Immune-Reconstitution
Type: Multicentre
Eligibility: All patients – adult and childern who would receive an umbilical cord unit in the UK.  Disease criteria would be as those established for peripheral blood and bone marrow transplants as deemed appropriate by the group of transplant physicians at the respestive transplant centres.  All patients (or their patients- in case of minors) able to sign an informed consent.
Study details: To understand impact of speed and diversity of immune reconstitution on the outcome of unrelated cord blood transplantation.
Merck V212
Type: Multicentre, phase III, double-blind, ramdomized, placebo-controlled clinical trial.

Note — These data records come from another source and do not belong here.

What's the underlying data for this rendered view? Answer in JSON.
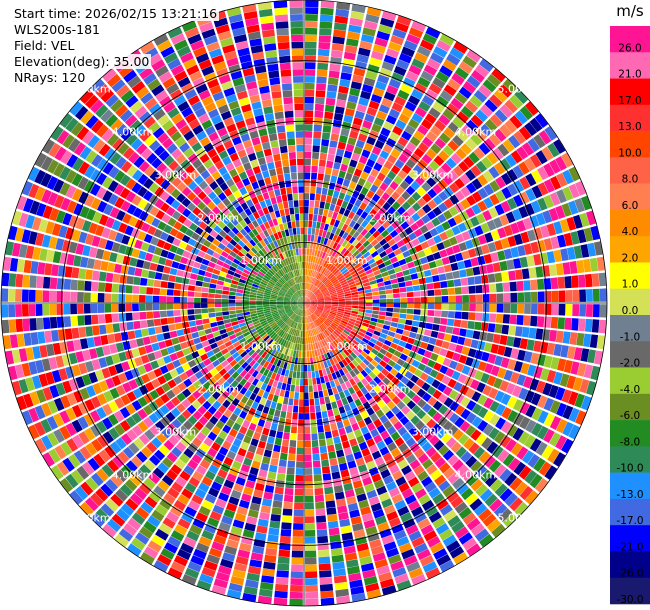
{
  "info": {
    "start_time": "Start time: 2026/02/15 13:21:16",
    "station": "WLS200s-181",
    "field": "Field: VEL",
    "elevation": "Elevation(deg): 35.00",
    "nrays": "NRays: 120"
  },
  "colorbar": {
    "unit": "m/s",
    "labels": [
      "26.0",
      "21.0",
      "17.0",
      "13.0",
      "10.0",
      "8.0",
      "6.0",
      "4.0",
      "2.0",
      "1.0",
      "0.0",
      "-1.0",
      "-2.0",
      "-4.0",
      "-6.0",
      "-8.0",
      "-10.0",
      "-13.0",
      "-17.0",
      "-21.0",
      "-26.0",
      "-30.0"
    ],
    "colors": [
      "#ff1493",
      "#ff69b4",
      "#ff0000",
      "#ff3030",
      "#ff4500",
      "#ff6347",
      "#ff7f50",
      "#ff8c00",
      "#ffa500",
      "#ffff00",
      "#d4e157",
      "#708090",
      "#696969",
      "#9acd32",
      "#6b8e23",
      "#228b22",
      "#2e8b57",
      "#1e90ff",
      "#4169e1",
      "#0000ff",
      "#00008b",
      "#191970"
    ]
  },
  "chart_data": {
    "type": "heatmap",
    "projection": "polar (PPI)",
    "field": "VEL",
    "units": "m/s",
    "elevation_deg": 35.0,
    "n_rays": 120,
    "max_range_km": 5.0,
    "range_ring_labels": [
      "1.00km",
      "2.00km",
      "3.00km",
      "4.00km",
      "5.00km"
    ],
    "note_values": "Near-range gates (< ~1.2 km): negative velocities (approx. -10 to -6 m/s) on the west half, positive velocities (approx. 2 to 13 m/s) on the east half; beyond ~1.2 km values are noisy across the full range -30 to 26 m/s."
  }
}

Eligibility: Patient is 18 or older. Patient has prior history of varicella, antibodies to VZV (documented prior to receipt of blood products), or residence in a country with endemic VZV infection for 30 or more years or if patient is 30 years old, attended primary or secondary school in a country with endemic VZV infection. Patient is scheduled to undergous HCT for treatment of lymphoma or other indication, including any other malignancy or an indication that is not a malignancy within 60 days of enrollment.  Patient is highly unlikely to conceive during the time period starting 2 weeks prior to enrolment through 6 months from last vaccination dose.
Study details: To study the safety, tolerability, efficacy and immunogenicity of V212 in Recipients of Autologous Hematopoietic Cell transplants.  Vaccination with inactivated VZN vaccine will reduce the incidence of HZ compared with placebo among autologous HCT recipents.